This exercise brings together what we have learned about networks so far, and builds on some of the skills from Practice Exercise # 3. You will be creating your own notebook from scratch, calling data, manipulating that data, and analyzing it. Please submit the zipped folder containing the notebook and the 7 .png images you create via this Lyceum link (section A) (section B) by the start of class on November 13th
- Create a new folder. Name it PE5 (do not include your name). You will be downloading, zipping, and uploading this folder.
- Create a new notebook in this new folder. Name it DSC_104_PE5 (do not include your name – I will grade anonymously and then return your notebooks)
- Title your notebook. Make your first cell into a markdown cell (hit escape and then m) and then enter one hashtag – this makes the cell into a title cell.
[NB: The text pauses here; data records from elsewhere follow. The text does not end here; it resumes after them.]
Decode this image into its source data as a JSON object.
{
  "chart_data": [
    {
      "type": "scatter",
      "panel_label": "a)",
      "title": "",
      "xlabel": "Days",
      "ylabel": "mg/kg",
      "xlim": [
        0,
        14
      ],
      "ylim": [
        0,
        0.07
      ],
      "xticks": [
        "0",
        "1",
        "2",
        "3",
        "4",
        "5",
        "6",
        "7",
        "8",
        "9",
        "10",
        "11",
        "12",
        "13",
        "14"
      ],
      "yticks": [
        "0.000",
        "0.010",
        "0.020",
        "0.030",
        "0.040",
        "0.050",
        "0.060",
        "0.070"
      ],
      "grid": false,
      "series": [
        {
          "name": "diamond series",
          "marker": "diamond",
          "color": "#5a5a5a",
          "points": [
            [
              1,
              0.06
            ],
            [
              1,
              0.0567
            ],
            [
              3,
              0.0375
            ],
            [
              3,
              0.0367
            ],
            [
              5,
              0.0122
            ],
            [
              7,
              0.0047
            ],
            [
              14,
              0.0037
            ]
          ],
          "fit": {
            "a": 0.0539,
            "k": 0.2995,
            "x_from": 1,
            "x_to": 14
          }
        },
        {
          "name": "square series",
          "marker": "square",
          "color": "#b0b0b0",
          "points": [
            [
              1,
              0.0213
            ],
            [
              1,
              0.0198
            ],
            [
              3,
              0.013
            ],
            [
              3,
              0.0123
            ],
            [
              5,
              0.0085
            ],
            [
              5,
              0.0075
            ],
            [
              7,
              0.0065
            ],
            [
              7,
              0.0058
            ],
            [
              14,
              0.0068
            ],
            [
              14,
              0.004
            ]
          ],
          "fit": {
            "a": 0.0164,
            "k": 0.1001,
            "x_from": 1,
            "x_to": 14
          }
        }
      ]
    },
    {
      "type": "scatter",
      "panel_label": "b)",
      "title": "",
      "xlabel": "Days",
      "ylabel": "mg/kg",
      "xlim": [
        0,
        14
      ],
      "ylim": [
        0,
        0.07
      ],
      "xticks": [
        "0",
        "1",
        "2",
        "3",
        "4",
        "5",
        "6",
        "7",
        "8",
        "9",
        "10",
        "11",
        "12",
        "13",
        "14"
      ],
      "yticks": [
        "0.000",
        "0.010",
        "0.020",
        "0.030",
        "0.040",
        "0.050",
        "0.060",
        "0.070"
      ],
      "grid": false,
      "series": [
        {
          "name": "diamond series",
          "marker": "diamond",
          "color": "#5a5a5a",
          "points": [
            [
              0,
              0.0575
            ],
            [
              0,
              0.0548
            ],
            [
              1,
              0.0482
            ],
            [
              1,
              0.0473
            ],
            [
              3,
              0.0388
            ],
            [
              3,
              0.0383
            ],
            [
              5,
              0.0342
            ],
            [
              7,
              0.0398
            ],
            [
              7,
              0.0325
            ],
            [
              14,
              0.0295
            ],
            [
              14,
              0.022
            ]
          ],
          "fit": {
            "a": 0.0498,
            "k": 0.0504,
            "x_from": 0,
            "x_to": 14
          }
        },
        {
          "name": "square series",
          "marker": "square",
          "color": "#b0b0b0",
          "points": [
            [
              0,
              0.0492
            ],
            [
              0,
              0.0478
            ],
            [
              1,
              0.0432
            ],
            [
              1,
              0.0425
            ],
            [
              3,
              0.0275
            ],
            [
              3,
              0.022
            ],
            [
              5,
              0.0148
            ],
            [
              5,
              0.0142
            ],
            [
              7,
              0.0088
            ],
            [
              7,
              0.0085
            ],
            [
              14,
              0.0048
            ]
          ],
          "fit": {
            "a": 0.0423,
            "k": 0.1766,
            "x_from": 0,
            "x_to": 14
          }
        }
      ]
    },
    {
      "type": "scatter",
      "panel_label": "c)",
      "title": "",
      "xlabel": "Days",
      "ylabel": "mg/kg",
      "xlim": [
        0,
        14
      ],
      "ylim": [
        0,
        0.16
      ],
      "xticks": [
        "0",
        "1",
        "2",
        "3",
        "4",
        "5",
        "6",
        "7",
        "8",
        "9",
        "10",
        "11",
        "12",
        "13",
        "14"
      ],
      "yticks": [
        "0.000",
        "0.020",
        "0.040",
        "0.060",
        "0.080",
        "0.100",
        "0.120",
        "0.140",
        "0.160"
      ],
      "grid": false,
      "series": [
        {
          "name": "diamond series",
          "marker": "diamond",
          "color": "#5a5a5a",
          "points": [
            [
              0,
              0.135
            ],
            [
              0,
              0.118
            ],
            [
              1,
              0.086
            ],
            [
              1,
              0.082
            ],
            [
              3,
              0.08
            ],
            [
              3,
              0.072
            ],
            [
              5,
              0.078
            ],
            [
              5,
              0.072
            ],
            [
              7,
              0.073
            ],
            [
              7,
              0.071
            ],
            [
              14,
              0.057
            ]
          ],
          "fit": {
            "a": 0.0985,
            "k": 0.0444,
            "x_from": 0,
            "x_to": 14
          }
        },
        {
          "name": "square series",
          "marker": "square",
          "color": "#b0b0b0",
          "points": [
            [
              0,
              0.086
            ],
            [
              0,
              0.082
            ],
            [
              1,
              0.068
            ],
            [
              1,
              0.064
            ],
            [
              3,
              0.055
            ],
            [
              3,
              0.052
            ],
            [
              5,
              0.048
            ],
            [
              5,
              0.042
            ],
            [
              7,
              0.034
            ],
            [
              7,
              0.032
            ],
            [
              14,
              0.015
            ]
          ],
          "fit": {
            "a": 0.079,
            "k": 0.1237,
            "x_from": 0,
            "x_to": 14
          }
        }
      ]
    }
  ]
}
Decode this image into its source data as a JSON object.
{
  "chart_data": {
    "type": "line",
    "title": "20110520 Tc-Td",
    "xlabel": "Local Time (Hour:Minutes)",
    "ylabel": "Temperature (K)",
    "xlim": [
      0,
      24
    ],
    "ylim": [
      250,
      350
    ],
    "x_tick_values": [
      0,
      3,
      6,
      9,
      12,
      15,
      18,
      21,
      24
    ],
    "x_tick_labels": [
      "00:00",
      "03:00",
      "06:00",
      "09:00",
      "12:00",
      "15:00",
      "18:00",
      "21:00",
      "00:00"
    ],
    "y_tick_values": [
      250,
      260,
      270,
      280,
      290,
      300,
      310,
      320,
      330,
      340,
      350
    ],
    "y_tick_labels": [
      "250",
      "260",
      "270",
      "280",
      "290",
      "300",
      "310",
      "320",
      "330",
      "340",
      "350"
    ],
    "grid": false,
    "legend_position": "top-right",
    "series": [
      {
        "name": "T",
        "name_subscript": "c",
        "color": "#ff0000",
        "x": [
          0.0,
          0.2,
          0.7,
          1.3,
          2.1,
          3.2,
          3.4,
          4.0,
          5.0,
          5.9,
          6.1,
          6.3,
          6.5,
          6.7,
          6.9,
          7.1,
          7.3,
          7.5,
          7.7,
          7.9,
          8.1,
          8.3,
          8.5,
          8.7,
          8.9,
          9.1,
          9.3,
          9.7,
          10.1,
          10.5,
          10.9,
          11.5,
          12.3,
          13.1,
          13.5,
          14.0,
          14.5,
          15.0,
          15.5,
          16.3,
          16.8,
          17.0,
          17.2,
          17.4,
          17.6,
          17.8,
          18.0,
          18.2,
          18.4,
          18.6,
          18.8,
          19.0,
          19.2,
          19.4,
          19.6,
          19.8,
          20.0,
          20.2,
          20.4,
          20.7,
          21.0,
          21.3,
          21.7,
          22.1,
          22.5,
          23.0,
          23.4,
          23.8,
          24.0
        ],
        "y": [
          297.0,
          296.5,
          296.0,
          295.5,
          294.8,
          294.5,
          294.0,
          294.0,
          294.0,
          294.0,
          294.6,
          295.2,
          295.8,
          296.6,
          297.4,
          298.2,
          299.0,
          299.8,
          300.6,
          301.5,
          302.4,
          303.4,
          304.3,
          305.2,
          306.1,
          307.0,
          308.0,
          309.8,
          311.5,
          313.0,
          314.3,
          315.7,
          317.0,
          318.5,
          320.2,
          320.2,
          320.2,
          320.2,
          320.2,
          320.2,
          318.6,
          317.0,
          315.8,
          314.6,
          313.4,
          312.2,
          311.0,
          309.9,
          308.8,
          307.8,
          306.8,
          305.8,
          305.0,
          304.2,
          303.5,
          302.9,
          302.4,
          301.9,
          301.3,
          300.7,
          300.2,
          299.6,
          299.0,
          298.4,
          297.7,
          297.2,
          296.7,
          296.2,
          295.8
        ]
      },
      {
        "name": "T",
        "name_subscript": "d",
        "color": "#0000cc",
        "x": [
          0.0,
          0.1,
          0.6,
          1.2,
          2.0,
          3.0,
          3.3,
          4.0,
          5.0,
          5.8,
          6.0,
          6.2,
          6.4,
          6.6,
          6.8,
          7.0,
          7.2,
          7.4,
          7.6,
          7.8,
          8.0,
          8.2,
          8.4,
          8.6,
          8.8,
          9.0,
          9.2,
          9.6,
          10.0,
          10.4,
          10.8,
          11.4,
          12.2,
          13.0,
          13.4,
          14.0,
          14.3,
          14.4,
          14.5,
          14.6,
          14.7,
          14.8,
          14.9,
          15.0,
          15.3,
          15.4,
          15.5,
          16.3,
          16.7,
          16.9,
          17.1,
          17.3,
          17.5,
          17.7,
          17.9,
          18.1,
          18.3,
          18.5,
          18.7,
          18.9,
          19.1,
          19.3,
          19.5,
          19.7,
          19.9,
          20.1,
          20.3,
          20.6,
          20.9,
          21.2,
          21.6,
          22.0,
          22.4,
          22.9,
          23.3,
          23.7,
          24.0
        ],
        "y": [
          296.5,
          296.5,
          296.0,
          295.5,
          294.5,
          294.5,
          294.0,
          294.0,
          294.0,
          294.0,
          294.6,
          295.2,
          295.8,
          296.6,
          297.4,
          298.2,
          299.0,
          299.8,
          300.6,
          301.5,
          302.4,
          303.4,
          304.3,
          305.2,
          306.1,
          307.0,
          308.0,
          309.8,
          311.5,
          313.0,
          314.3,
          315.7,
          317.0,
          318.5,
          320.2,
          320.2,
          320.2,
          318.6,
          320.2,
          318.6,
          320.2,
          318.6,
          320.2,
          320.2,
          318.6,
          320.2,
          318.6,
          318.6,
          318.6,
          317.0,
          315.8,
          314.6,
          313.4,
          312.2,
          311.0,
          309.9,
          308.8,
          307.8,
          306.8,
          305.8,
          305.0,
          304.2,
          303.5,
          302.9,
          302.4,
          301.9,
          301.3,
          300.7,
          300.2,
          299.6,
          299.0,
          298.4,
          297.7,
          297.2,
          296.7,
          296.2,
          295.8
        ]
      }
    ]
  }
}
Write a placeholder title (you’ll come back at the end and change the title). Run the cell.
- Title your sections. Repeat the steps above for seven new cells but use two hashtags (this creates smaller title text). Name them: Analysis, Packages, Calling Data, Constructing Networks, Analyzing Networks, Visualizing Networks, Text networks
- Install the package “igraph”
- Load the package “igraph”
- Download the .csv file people_family.csv, and enter a 1 in each cell where the last name of the person in the row matches the last name in the column. (This assumes that families are related by both marriage and birth)
- Save that file and upload it to your notebook environment
- Load people_family.csv as a matrix
- Load people_work.csv as a matrix (use the link from the Network Analysis notebook)
- Load the attributes data file
- Convert each matrix into a matrix that shows connections between people (use the code from the Network Analysis notebook)
- Create a new variable, and add the matrixes together (just use a +)
- Set the diagonals of this new matrix to NA
- Create a network graph object based on this new matrix
- Set the diagonals of your people_work matrix to NA
- Create a network graph object based on your people_work matrix
- Set the diagonals of your people_family matrix to NA
- Create a network graph object based on your people_family matrix
- Calculate the betweenness for each network. Make sure that you assign names to your statistics using V().
- Make note of differences among your three networks
- Calculate the centrality for each network. Make sure that you assign names to your statistics using V().
- Make note of differences among your three networks.
- Visualize each network (use the code from the Network Analysis notebook). Save each into a different .png file
- Look at each network, make note of differences
- Add color according to country of origin. Instead of using names for colors, go to http://colorbrewer2.org/, set the number of data classes to 3 (one for each country – USA, Canada and Greece) and set the nature of your data to qualitative. Pick one of the color schemes that you like, and enter the hex code (it will look something like #7fc97f) in place of “red”, “blue” and “green” in the Network Analysis notebook.
- We are going to add one more dimension, which is strength of connection. Create a new variable that will capture the strength of the relationship between two nodes (in network parlance, this is known as edge.weight). Use the code below, but put the name of the graph object that holds the network that shows both family and work connections:
YOURNEWVARIABLE <- get.edge.attribute(GRAPH-REPLACE-THIS-TEXT, "weight)
- Now, run the code that makes your network visualization again, but replace
edge.width = 0.25
edge.width = YOURNEWVARIABLE
- Make note of any changes.
Cleaning your notebook
- Before you submit your notebook, go back and delete cells with extraneous information or attempts that did not work.
- If you feel like you need to explain decisions or flag problem points, do so now.
- Write an introduction that explains any insights that you gained from your data, and any new questions that your visualizations raised. Illustrate your insights using your images. You can insert images into your notebook using the following syntax (replace image.png with the file name of the image you want to insert):
![the title for your image](image.png)
- Create a witty and/or informative title for your notebook.